I want to quickly clarify here, that you are referring to 5 users logged in, but on different devices and not 5 users on 1 device.

Now, if that user is online and try to update his password, in that case, we need to send him the verification code to his registered phone number. For that, first we are fetching that user from the userPool and then calling the change password function for that user.

If you never actually called the AWS signOut method (and were instead clearing your own prefs you were setting, such as "isSignedIn = true"), then you should still be able to call Amplify Auth APIs.

[bhavik45]

@tylerjroach Here are my answer to your questions.

Not if the user is logging out, we are not calling the logout function. We are just removing the user's login data from preference and redirecting the user to the login screen. So this way the user will still be there in the user pool.

Which "preference" is being removed. Is this your own SharedPreferences flag, or are you referring to the shared preferences file that the SDK creates.

I have used the local sharedPreference flag. Not the one that SDK creates

Now, let's say 5 users have logged in to the app, the userPool will have active sessions of 5 users.

I want to quickly clarify here, that you are referring to 5 users logged in, but on different devices and not 5 users on 1 device.

5 users login to 1 device.

When a user logs in, his session will be there in the userPool. Then, when he logs out from the application, we are just clearing the local sharedPreference flag. We are not calling the AWS logout method. This way that user’s session will be there in the userPool.
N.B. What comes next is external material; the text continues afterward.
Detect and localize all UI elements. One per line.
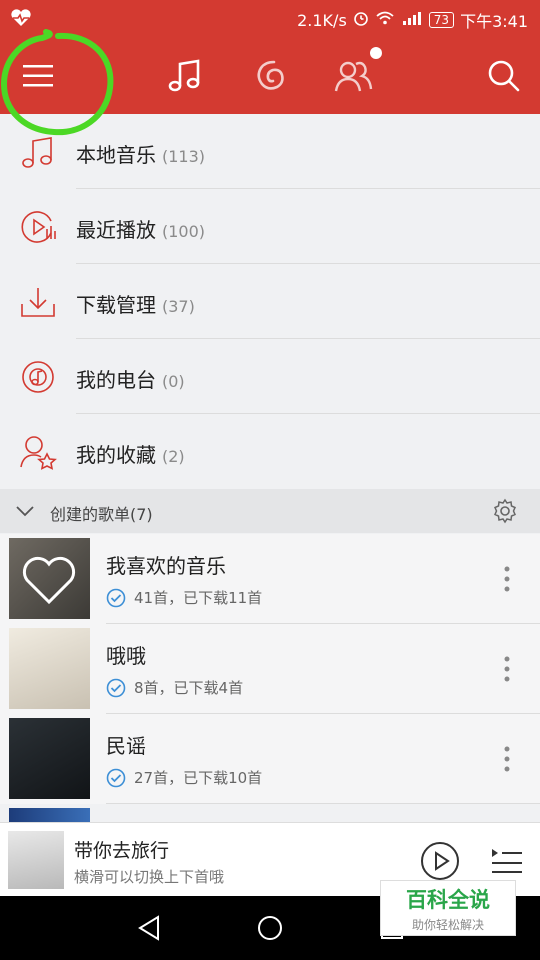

Now if another user logs in to the same device, there will be active sessions for both the users in the user pool.

So as per my example in my previous comment, if 5 users logs in to the same device, there will be active sessions for all 5 users in the userpool.

We just need to fetch particular user’s session using the below method

userPool.getUser(phoneNumber)

But in Amplify library you can directly call - Amplify.Auth

which will use the currently logged-in user’s session. We want to call the method for a particular user with his/her userId/phoneNumber.

Now, if that user is online and try to update his password, in that case, we need to send him the verification code to his registered phone number. For that, first we are fetching that user from the userPool and then calling the change password function for that user.

If you never actually called the AWS signOut method (and were instead clearing your own prefs you were setting, such as "isSignedIn = true"), then you should still be able to call Amplify Auth APIs.

If I call Amplify.Auth APIs, it’ll use the last logged-in user’s session(Here I’m referring to login with username and password in Cognito). But I want to access those methods for any of the users that are available in userPool using their userId/phoneNumber.

[tylerjroach]

Neither Amplify v1 or v2 support multiple logins on the device at once. From your use case, it appears that you were able to use the AWS for Android mobile sdk directly, to support the multiple logins on a single device use case.

My recommendation would be to stick with Amplify v1 if you must continue to use the AWS Android SDK. Amplify v2 and the AWS Android SDK are not compatible with each other.

Under the hood, Amplify v2 uses the AWS Kotlin SDK (https://github.com/awslabs/aws-sdk-kotlin). Here you may be able to use the Amplify Auth escape hatch to handle multiple users per device. However, the AWS Kotlin SDK will not manage the storing of credentials for you. The Kotlin SDK provides direct access to Cognito API calls but it would be your responsibility to handle those responses and make further decisions (storing tokens on device, managing when to refresh, etc).

[mattcreaser]

Closing due to inactivity. Please open another issue if you need anything else.